Populations most susceptible to fungemia are those whose immune systems are compromised or who are undergoing severe stress.

High-Risk Populations and Factors

  • Patients with hematologic cancers or those undergoing chemotherapy.
  • Solid organ or bone marrow transplant recipients taking immunosuppressive drugs to prevent rejection.
  • Individuals in intensive care units (ICUs) due to prolonged hospital stays, mechanical ventilation, and the frequent use of invasive devices.
  • Those using broad-spectrum antibiotics, which eliminate competing bacteria and allow fungi to overgrow.
  • Patients with underlying conditions like uncontrolled diabetes or chronic kidney failure.

Recognizing the Symptoms and Diagnosis

Diagnosing fungemia is challenging because initial symptoms are not distinct from other severe bloodstream infections caused by bacteria. Patients typically present with non-specific signs, such as a high, persistent fever and chills that do not respond to standard antibiotic therapy. If the condition progresses, it can escalate rapidly into septic shock, characterized by dangerously low blood pressure and a rapid heart rate. Septic shock is a life-threatening complication that requires immediate intervention to prevent widespread organ damage.

The failure of a patient’s condition to improve after several days of broad-spectrum antibiotics suggests a fungal infection may be the cause. A definitive diagnosis requires isolating the organism from the blood.

Diagnostic Methods

The gold standard remains the blood culture, where a sample of the patient’s blood is placed in a nutrient medium to allow any fungi present to grow. A significant limitation of traditional cultures is the time delay, which can take 24 to 72 hours for the organism to be identified.
To overcome this delay, faster diagnostic methods have been developed to expedite the identification process. Molecular assays, such as polymerase chain reaction (PCR) tests, can detect fungal DNA directly from the blood within hours, allowing for earlier, life-saving treatment initiation.
Additionally, tests that detect cell wall components, like the Beta-D-glucan assay, can provide an early indication of a deep fungal infection before culture results are finalized.

Treatment Strategies

Treatment for fungemia must be initiated immediately upon strong suspicion, even before culture results are finalized, a strategy known as empirical therapy. The echinocandin class of antifungal drugs, such as caspofungin or micafungin, is the preferred first-line treatment for critically ill or unstable patients. These medications work by disrupting the synthesis of the fungal cell wall, leading to the organism’s death.

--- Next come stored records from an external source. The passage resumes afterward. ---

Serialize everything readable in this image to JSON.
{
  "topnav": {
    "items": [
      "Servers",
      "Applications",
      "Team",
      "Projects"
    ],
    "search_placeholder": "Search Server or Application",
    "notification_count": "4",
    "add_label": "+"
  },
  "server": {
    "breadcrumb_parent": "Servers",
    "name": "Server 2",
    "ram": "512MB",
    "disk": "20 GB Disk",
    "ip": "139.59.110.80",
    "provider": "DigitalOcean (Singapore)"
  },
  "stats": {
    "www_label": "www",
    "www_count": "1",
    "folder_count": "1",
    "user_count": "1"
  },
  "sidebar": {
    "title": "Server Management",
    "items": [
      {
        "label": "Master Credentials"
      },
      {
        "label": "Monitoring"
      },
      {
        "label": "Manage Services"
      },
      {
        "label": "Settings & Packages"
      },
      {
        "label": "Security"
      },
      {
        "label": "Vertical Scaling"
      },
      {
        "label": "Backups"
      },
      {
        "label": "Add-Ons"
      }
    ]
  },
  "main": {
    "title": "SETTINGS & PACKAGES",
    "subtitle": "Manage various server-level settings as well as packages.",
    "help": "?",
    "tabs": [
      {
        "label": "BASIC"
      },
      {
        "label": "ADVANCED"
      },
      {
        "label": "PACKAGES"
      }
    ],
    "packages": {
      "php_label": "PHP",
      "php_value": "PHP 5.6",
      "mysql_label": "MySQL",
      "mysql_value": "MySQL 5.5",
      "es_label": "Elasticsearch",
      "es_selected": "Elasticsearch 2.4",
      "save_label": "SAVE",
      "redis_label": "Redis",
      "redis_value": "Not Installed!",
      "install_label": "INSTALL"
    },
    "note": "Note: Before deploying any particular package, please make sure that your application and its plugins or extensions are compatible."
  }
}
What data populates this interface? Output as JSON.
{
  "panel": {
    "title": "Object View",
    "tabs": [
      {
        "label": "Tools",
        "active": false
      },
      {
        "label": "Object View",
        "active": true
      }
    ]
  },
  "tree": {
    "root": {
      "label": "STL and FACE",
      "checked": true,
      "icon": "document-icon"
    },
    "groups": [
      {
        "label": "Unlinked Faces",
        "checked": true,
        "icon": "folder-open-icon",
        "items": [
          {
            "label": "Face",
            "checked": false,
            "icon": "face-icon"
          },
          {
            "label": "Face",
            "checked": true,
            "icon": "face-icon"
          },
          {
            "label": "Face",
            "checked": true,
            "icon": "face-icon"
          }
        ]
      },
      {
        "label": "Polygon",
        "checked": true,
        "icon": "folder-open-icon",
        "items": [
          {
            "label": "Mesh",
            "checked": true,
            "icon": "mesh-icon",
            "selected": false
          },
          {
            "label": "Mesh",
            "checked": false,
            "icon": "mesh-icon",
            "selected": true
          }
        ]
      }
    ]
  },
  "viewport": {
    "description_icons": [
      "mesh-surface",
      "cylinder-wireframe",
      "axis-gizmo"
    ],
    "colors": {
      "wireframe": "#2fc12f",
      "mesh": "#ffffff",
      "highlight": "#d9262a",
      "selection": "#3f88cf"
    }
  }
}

Once the specific fungal species is identified, treatment may be transitioned to an agent like an azole (e.g., fluconazole) if the patient is stable and the organism is susceptible. Azoles are often preferred for long-term treatment because they can be given orally. Amphotericin B is generally reserved for cases where the fungus is resistant to other drugs or for specific invasive mycoses.

Source control is essential for managing fungemia, which involves promptly removing any potential source of the infection. This usually means removing the central venous catheter, as leaving it in place prevents the patient from responding to medication. Beyond drug therapy, patients require supportive care, especially if they are in septic shock. This involves administering intravenous fluids and medications to maintain blood pressure and support failing organ function. Antifungal therapy is typically prolonged, lasting several weeks to ensure complete clearance of the fungus.